Что касается откачивания воды, то надо припомнить, что через 5–6 минут топки уже были залиты, и, стало быть, действовать паровыми помпами было невозможно.

Лишенное практического значения заключение Ирецкого о заделке пробоины нашло себе даже в речах умеренное применение. Один только оратор воспользовался им, чтобы применить теорию к практике. Он рассказал нам не быль и не сказку о том, как какой-то капитан, удостоенный за то овации, заделал по рецепту эксперта Ирецкого пробоину и благополучно прибыл в порт. Но ведь это был рассказ во вкусе Жюля-Верна. Как известно, на основании точного приложения теоретических данных этот автор путешествовал и на луну.

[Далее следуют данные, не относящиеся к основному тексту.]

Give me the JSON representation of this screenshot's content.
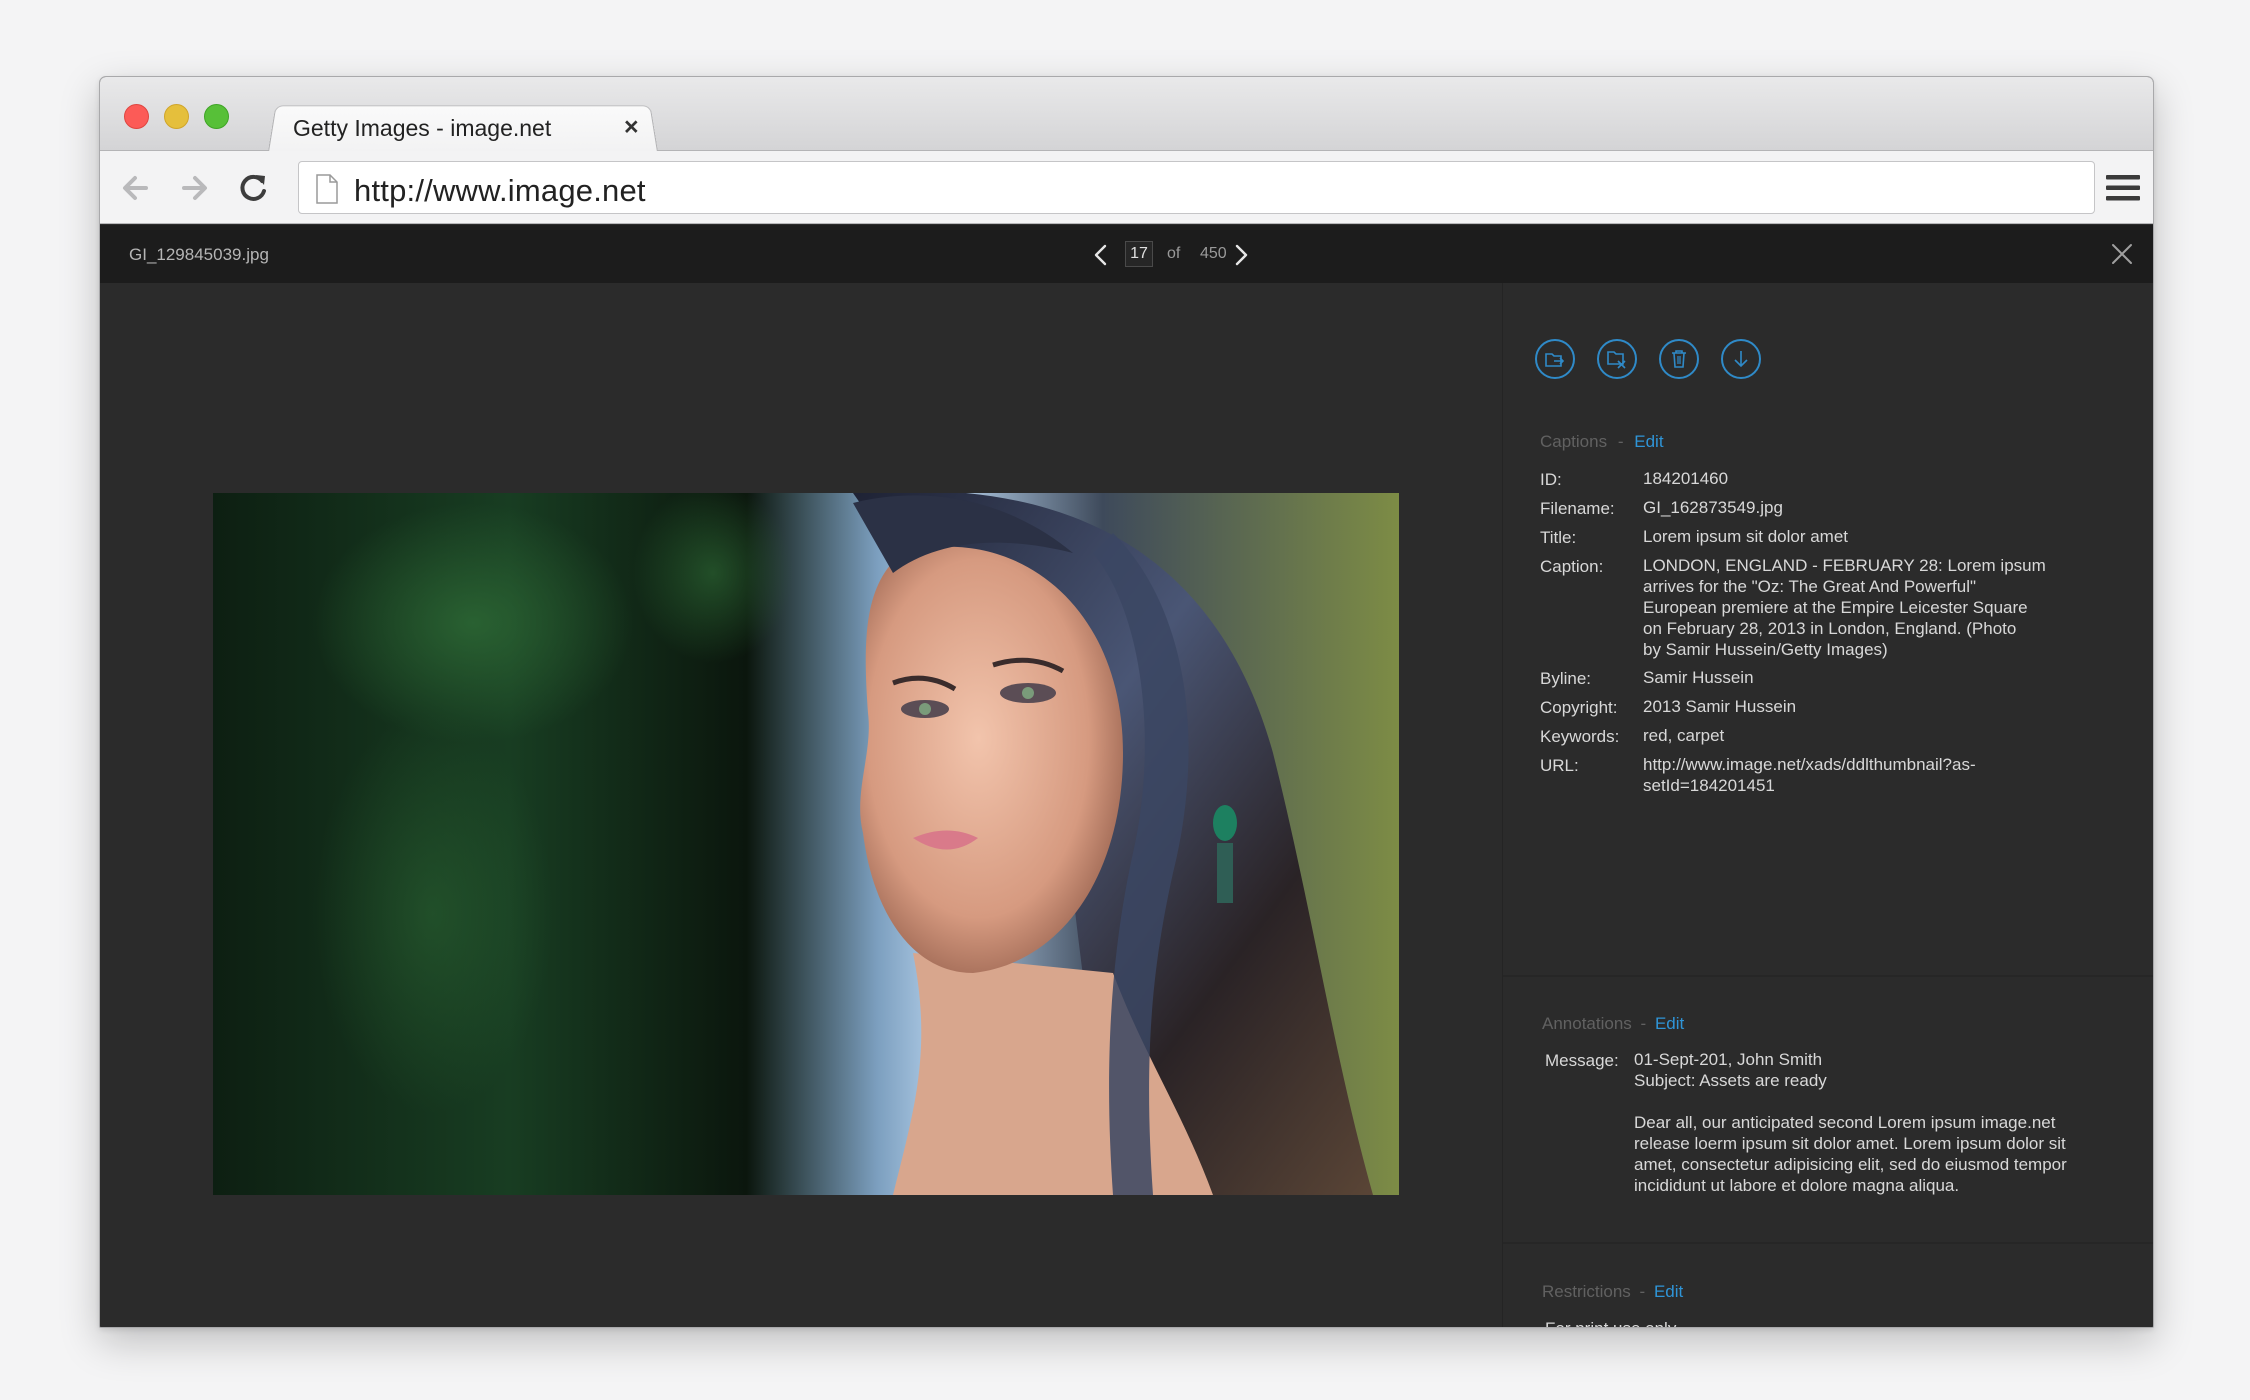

Гораздо более цены имеют некоторые указания эксперта Баркарева по тому же предмету. В Константинопольском проливе среди бела дня на его глазах пошел ко дну французский пароход, получивший пробоину, которую невозможно было заделать в течение 25 минут. В другом случае другое судно, очутившись в таком же положении, предпочло скорее разбиться и выброситься на берег, нежели затевать заделку пробоины. Все бывшие на рейде признали такое решение командира благоразумным. Где же было затевать эту сложную и гадательную операцию Криуну, когда у него была другая верная надежда – «Колумбия». На вопрос прокурора, обращенный к одному из экспертов: что же ждал Криун для спасения пассажиров, эксперт Падалка, не обинуясь, отвечал: «ждал “Колумбии”». Он был вправе, он должен был ее ждать. В ожидании этой помощи он мог воспользоваться только шлюпками. И вот команда: «шлюпки на воду!» раздается опять-таки с капитанского мостика. Криун, видевший Суркова, своего старшего помощника, знал что им «принята» эта команда, так как тот ответил «есть!», что по морской терминологии значит «будет исполнено!». Второму своему помощнику, Фельдману, он приказал готовить трап и подвести к нему пассажиров, причем приказал: «женщин и детей вперед!», и от Фельдмана на оба капитанских оклика раздалось: «есть, есть!». Затем мы знаем, что случилось. После того, как Сурков бежал, никому не сказавшись, с лучшими матросами на «Колумбию», не сдав никому надзор за двумя другими шлюпками, поднялся невообразимый хаос, который унять было невозможно. Часть команды и пассажиров, каковы Черномордик, поручик Вурдиков, чиновник Поповский, Загордан и многие другие, ринулись в шлюпки, оттесняя женщин и детей. Пошла настоящая свалка: мешали друг другу, лезли через головы и плечи других, так что, например, свидетель Далевский, стоявший поодаль, не решался даже приблизиться, основательно рассуждая, что лучше погибнуть вовсе, нежели спастись искалеченным или искалечив других. Не все, к сожалению, рассуждали так, и большинство представляло собой озверелую толпу, жившую одной только мыслью, одним инстинктом самосохранения. Шлюпки отвалили, не попадая вовсе к трапу. Две лучшие и самые большие шлюпки были разбиты «Колумбией». Затем ни одна шлюпка более к «Владимиру» не вернулась. Напрасно и толпа, и капитан до хрипоты кричали им в след: «шлюпки назад!». Чтобы покончить с вопросом о шлюпках, отвечу на те упреки, которые посылались по адресу Криуна.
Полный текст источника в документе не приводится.